Just to clarify, I saw this as two separate inquiries. The initial inquiry: Can I use an AMT equipped machine for a pfSense deployment. Answer: Yes, just don't use the on-board Ethernet ports. AMT is hard coded to use only a single, designated on-board Ethernet port. It is unable to communicate via an add-on PCIe network card.
Inquiry/assertion number two: If a machine is vulnerable to the AMT bug, there is absolutely nothing that you can do to mitigate the problem. Answer: I interpreted this as a more generic statement about all AMT equipped machines, in general and not specifically related to the OP's original question about a firewall deployment. To this I answered, that you can use a firewall, pfSense being my preferred solution, to effectively quarantine any other machines with AMT capabilities on your network, by blocking off the ports that they use for comms, such as 169932, 16993, and etc. This is necessary, because the Windoz built-in firewall will not block AMT comms. This pfSense machine can be non AMT equipped, as mine is, or AMT equipped with a non-AMT compliant CPU, or AMT equipped with add-in PCIe NICs, etc.

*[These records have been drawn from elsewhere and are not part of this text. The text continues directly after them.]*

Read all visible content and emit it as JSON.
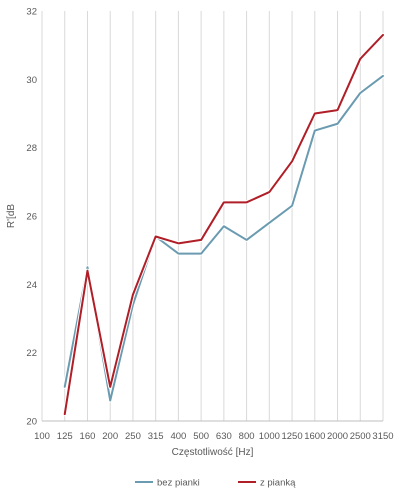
{
  "chart_data": {
    "type": "line",
    "categories": [
      "100",
      "125",
      "160",
      "200",
      "250",
      "315",
      "400",
      "500",
      "630",
      "800",
      "1000",
      "1250",
      "1600",
      "2000",
      "2500",
      "3150"
    ],
    "series": [
      {
        "name": "bez pianki",
        "color": "#6a9bb0",
        "values": [
          null,
          21.0,
          24.5,
          20.6,
          23.4,
          25.4,
          24.9,
          24.9,
          25.7,
          25.3,
          25.8,
          26.3,
          28.5,
          28.7,
          29.6,
          30.1
        ]
      },
      {
        "name": "z pianką",
        "color": "#b01e27",
        "values": [
          null,
          20.2,
          24.4,
          21.0,
          23.7,
          25.4,
          25.2,
          25.3,
          26.4,
          26.4,
          26.7,
          27.6,
          29.0,
          29.1,
          30.6,
          31.3
        ]
      }
    ],
    "xlabel": "Częstotliwość [Hz]",
    "ylabel": "R'[dB",
    "ylim": [
      20,
      32
    ],
    "yticks": [
      20,
      22,
      24,
      26,
      28,
      30,
      32
    ],
    "grid": "vertical",
    "legend": "bottom"
  }
}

Additionally, you mention that AMT can be disabled in BIOS. I'm not sure that this is strictly true, although there always seem to be edge cases, eh? The reports that I've seen have all stated that there is no way to turn AMT completely off in BIOS, or otherwise. While this is a scary prospect, IIRC, even if all the AMT hardware and software components are present and correct, AMT still must be configured by your friendly enterprise IT department before it will respond to pings, so the likelihood that consumer grade hardware is vulnerable is unlikely. More troubling would be server grade hardware and business class laptops, whose default AMT configuration states are likely all over the map.

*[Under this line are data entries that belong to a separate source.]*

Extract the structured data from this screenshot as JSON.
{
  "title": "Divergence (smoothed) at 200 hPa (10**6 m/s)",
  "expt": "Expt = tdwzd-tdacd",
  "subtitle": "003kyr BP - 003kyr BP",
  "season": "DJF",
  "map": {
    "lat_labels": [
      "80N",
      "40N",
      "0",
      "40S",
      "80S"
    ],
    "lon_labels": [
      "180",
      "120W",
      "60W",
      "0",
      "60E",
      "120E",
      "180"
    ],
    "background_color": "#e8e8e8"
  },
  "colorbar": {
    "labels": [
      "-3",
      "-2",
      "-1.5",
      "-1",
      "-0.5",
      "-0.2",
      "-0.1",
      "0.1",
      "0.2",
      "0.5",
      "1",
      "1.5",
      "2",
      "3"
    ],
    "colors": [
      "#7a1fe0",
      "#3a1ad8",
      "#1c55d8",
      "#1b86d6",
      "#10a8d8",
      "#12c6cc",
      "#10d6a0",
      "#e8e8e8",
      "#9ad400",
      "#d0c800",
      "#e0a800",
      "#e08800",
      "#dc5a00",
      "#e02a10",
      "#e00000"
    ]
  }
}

Another troubling aspect of this AMT dilemma, at least for someone like me, who is using a business class laptop, is the built-in Intel Theft Recovery feature. In the event of theft, an IT department can remotely log into my laptop, delete the hard disk contents and lock the machine. I would assume that this functionality piggybacks on the AMT capabilities of this machine, but I have seen nothing to clarify/verify this concern, nor do I fully understand what the default configuration of this "feature" exposes me to. Needless to say, my Lenovo will not be leaving home, until I have a more complete understanding of these various attack vectors.
Full disclosure: I am not an Intel employee with intimate knowledge of how AMT works. I merely relate my best understanding of the situation after doing considerable reading on the topic. I have a couple of Supermicro based servers running at home and I also have a Lenovo business class laptop, so I am keen to understand this vulnerability. YMMV! Trust, but verify!